Cour d'appel, 2ème chambre civile, 30 avril 2026 — n° 22/05862
Synthèse de la décision
Question juridique
Les époux [Y] peuvent-ils obtenir la résolution de la vente pour vices cachés concernant la maison acquise des époux [I] ?
Principe retenu
La garantie des vices cachés permet à l'acheteur d'obtenir la résolution de la vente si des défauts non apparents affectent le bien acquis. Toutefois, cette garantie ne s'applique que si les conditions de preuve sont réunies.
Faits clés
- Vente d'une maison individuelle entre les époux [I] et les époux [Y] pour 205 000 euros.
- Les époux [Y] ont constaté des désordres dans la maison après l'achat.
- Une expertise judiciaire a été ordonnée pour évaluer les vices cachés.
- Le tribunal a annulé le rapport d'expertise et débouté les époux [Y] de leurs demandes.
- Les époux [Y] ont été condamnés à payer des frais aux époux [I].
Dispositif
PAR CES MOTIFS
La cour,
Confirme le jugement du 24 novembre 2022 du tribunal judiciaire de Libourne en ses dispositions soumises à la cour, sauf en ce qu'il a annulé le rapport d'expertise de M. [K] du 20 décembre 2021 et débouté les époux [Y] de l'ensemble de leurs demandes ;
Statuant à nouveau sur les chefs infirmés;
Annule partiellement le rapport d'expertise établi le 20 décembre 2021 par M. [X] [K], dans ses conclusions figurant en pages 36 et 37, limitées aux mentions suivantes :
'- La pose d'un système de récupération des eaux pluviales (...) est une modification de la toiture',
- 'Dès lors, Monsieur et Madame [I] ont réalisé eux-mêmes la pose des bandes (...) Monsieur et Madame [I] n'ont jamais reçu les explications demandées, sur les peintures appliquées au pinceau sur les murs et plafonds' ;
Rejette la demande de nullité pour le surplus ;
Rejette la demande de résolution de la vente intervenue le 17 octobre 2019 entre M. [N] [I] et son épouse Mme [R] [H], d'une part, et M. [V] [Y] et son épouse Mme [A] [L], d'autre part, portant sur une maison individuelle à usage d'habitation, avec garage, jardin et piscine, située [Adresse 3] à [Localité 4] ;
Rejette la demande de nullité de la vente intervenue le 17 octobre 2019 entre M. [N] [I] et son épouse Mme [R] [H], d'une part, et M. [V] [Y] et son épouse Mme [A] [L], d'autre part, portant sur une maison individuelle à usage d'habitation, avec garage, jardin et piscine, située [Adresse 3] à [Localité 4] ;
Déboute M. [V] [Y] et Mme [A] [L] épouse [Y] de leur demande de restitution de prix ;
Condamne M. [N] [I] et Mme [R] [H] épouse [I] à payer à M. [V] [Y] et Mme [A] [L] épouse [Y] la somme de 63,80 euros à titre de dommages et intérêts ;
Déboute M. [V] [Y] et Mme [A] [L] épouse [Y] pour le surplus de leurs demandes indemnitaires ;
Y ajoutant,
Condamne M. [V] [Y] et Mme [A] [L] épouse [Y] aux dépens d'appel ;
Condamne M. [V] [Y] et Mme [A] [L] épouse [Y] à payer à M. [N] [I] et Mme [R] [H] épouse [I] la somme totale de 3 000 euros au titre de l'article 700 du code de procédure civile ;
Rejette la demande de M. [V] [Y] et Mme [A] [L] épouse [Y] au titre de l'article 700 du code de procédure civile.

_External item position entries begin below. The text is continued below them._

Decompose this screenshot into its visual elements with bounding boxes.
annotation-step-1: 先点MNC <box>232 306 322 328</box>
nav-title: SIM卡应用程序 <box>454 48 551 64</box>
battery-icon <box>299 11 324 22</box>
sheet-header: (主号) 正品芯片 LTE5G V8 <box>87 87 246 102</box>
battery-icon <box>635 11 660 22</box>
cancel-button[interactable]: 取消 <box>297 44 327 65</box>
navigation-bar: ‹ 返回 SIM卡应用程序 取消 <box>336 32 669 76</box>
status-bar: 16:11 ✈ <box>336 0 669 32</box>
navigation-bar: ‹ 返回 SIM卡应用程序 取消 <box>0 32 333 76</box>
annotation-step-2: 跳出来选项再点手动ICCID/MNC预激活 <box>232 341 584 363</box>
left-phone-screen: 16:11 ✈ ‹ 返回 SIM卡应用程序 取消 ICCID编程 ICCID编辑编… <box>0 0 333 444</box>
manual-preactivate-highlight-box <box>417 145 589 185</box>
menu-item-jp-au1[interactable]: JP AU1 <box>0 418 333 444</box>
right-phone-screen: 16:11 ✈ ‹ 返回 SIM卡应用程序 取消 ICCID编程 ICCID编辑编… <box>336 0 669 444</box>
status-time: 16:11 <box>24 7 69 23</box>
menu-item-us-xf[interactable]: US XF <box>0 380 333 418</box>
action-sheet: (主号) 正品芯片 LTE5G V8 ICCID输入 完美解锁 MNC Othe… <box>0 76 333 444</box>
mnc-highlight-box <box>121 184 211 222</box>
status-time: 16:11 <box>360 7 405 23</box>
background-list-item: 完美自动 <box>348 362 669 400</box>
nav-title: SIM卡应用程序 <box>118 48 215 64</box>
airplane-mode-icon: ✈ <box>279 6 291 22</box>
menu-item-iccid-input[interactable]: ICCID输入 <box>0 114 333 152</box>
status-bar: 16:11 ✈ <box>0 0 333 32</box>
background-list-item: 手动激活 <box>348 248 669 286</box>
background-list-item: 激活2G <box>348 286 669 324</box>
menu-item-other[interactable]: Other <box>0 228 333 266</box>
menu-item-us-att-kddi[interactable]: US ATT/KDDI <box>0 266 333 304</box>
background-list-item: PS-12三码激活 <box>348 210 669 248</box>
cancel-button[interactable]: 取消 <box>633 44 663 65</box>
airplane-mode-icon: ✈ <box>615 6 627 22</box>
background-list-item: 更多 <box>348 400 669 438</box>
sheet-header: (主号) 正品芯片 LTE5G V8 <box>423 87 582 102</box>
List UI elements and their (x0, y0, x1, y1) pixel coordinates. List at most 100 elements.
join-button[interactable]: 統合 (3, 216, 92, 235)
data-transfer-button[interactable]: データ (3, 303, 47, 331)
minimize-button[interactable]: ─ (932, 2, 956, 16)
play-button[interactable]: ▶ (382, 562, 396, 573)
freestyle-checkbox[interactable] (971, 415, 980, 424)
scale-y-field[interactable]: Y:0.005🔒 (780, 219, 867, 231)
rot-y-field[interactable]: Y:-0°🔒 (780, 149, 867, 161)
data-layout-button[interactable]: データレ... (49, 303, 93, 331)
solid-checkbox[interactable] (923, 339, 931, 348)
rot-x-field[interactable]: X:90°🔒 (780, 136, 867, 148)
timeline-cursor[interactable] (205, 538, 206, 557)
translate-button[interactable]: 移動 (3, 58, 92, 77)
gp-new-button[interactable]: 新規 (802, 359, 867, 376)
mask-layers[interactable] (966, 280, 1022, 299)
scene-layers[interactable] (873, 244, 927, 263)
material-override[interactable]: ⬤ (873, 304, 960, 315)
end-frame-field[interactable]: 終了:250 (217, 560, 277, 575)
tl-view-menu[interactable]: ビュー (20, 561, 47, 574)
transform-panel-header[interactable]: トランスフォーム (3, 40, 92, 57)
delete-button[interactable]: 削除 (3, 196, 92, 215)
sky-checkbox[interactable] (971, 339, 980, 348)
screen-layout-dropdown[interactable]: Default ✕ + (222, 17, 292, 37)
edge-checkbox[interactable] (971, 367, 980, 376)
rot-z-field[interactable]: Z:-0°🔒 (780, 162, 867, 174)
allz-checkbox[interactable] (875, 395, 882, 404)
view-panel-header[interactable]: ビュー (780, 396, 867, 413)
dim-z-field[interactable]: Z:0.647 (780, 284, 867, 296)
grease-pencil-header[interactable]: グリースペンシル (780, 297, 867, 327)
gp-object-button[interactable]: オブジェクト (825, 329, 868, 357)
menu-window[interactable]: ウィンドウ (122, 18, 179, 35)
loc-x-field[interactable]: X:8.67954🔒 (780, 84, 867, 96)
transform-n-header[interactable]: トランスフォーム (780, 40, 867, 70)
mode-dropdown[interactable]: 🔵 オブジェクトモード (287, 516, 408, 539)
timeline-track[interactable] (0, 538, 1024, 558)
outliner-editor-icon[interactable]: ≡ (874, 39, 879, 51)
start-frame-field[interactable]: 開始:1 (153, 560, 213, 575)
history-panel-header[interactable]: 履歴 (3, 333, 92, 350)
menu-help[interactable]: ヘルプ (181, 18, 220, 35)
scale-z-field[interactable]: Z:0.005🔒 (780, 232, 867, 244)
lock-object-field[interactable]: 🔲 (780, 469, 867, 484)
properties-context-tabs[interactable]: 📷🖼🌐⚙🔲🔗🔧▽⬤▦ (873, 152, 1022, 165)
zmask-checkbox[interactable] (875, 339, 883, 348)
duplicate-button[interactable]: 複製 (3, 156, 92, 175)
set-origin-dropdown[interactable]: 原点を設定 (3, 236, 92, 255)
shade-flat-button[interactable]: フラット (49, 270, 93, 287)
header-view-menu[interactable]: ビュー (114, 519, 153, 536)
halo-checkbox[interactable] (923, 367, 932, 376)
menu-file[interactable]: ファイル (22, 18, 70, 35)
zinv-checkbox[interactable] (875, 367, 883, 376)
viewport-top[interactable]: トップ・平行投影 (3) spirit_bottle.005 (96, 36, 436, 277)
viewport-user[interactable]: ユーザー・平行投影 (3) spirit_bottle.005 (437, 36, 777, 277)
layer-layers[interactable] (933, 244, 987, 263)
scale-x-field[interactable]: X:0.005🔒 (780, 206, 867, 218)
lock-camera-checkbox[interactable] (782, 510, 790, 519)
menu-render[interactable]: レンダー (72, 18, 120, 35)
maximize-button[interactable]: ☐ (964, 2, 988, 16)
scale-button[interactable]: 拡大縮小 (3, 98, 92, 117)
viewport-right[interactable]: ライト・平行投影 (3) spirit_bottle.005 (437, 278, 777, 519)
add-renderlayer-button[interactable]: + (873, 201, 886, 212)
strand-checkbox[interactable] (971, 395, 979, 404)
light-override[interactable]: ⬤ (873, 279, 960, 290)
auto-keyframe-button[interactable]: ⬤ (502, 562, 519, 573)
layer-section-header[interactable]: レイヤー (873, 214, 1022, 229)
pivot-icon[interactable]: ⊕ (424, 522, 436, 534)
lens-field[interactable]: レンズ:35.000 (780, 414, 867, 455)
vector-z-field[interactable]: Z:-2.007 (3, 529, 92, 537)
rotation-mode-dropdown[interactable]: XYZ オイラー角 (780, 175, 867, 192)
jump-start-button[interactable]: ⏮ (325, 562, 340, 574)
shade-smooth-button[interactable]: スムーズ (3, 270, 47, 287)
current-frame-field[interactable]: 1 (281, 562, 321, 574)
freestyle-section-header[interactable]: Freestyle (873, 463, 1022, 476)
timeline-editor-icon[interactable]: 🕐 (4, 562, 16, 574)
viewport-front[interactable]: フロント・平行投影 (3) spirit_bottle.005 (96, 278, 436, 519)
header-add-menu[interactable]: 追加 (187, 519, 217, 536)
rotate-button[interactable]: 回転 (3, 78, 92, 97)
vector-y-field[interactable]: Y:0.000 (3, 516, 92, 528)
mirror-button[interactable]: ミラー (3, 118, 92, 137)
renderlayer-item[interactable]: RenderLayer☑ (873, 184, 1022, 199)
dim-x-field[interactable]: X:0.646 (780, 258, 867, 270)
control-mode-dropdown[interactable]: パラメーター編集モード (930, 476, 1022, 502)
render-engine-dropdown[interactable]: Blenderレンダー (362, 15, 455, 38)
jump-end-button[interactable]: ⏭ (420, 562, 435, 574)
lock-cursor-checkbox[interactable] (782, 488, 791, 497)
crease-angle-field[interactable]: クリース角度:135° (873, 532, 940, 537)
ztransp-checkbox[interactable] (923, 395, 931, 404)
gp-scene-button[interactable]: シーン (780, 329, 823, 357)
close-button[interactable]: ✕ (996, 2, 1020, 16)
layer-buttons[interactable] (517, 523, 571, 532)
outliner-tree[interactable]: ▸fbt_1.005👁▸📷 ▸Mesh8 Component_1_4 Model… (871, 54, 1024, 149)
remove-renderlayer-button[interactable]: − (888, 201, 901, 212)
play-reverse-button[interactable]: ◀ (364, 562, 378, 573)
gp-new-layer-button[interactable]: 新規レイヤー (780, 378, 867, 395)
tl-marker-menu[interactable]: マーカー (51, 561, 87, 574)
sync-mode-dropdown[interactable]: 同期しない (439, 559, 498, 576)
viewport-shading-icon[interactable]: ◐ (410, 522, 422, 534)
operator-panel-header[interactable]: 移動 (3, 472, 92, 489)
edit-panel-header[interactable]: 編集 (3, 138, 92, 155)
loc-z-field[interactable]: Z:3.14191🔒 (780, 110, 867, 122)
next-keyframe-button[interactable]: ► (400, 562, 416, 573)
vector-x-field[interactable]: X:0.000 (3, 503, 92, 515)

Le présent arrêt a été signé par Monsieur Jacques BOUDY, président, et par Madame Marie-Laure MIQUEL, greffier, auquel la minute de la décision a été remise par le magistrat signataire.
Le Greffier, Le Président,
La République française, au nom du peuple français, mande et ordonne à tous commissaires de justice, sur ce requis, de mettre le dit arrêt à exécution, aux procureurs généraux et aux procureurs de la République près les tribunaux judiciaires d'y tenir la main, à tous commandants et officiers de la force publique de prêter main forte lorsqu'ils en seront légalement requis.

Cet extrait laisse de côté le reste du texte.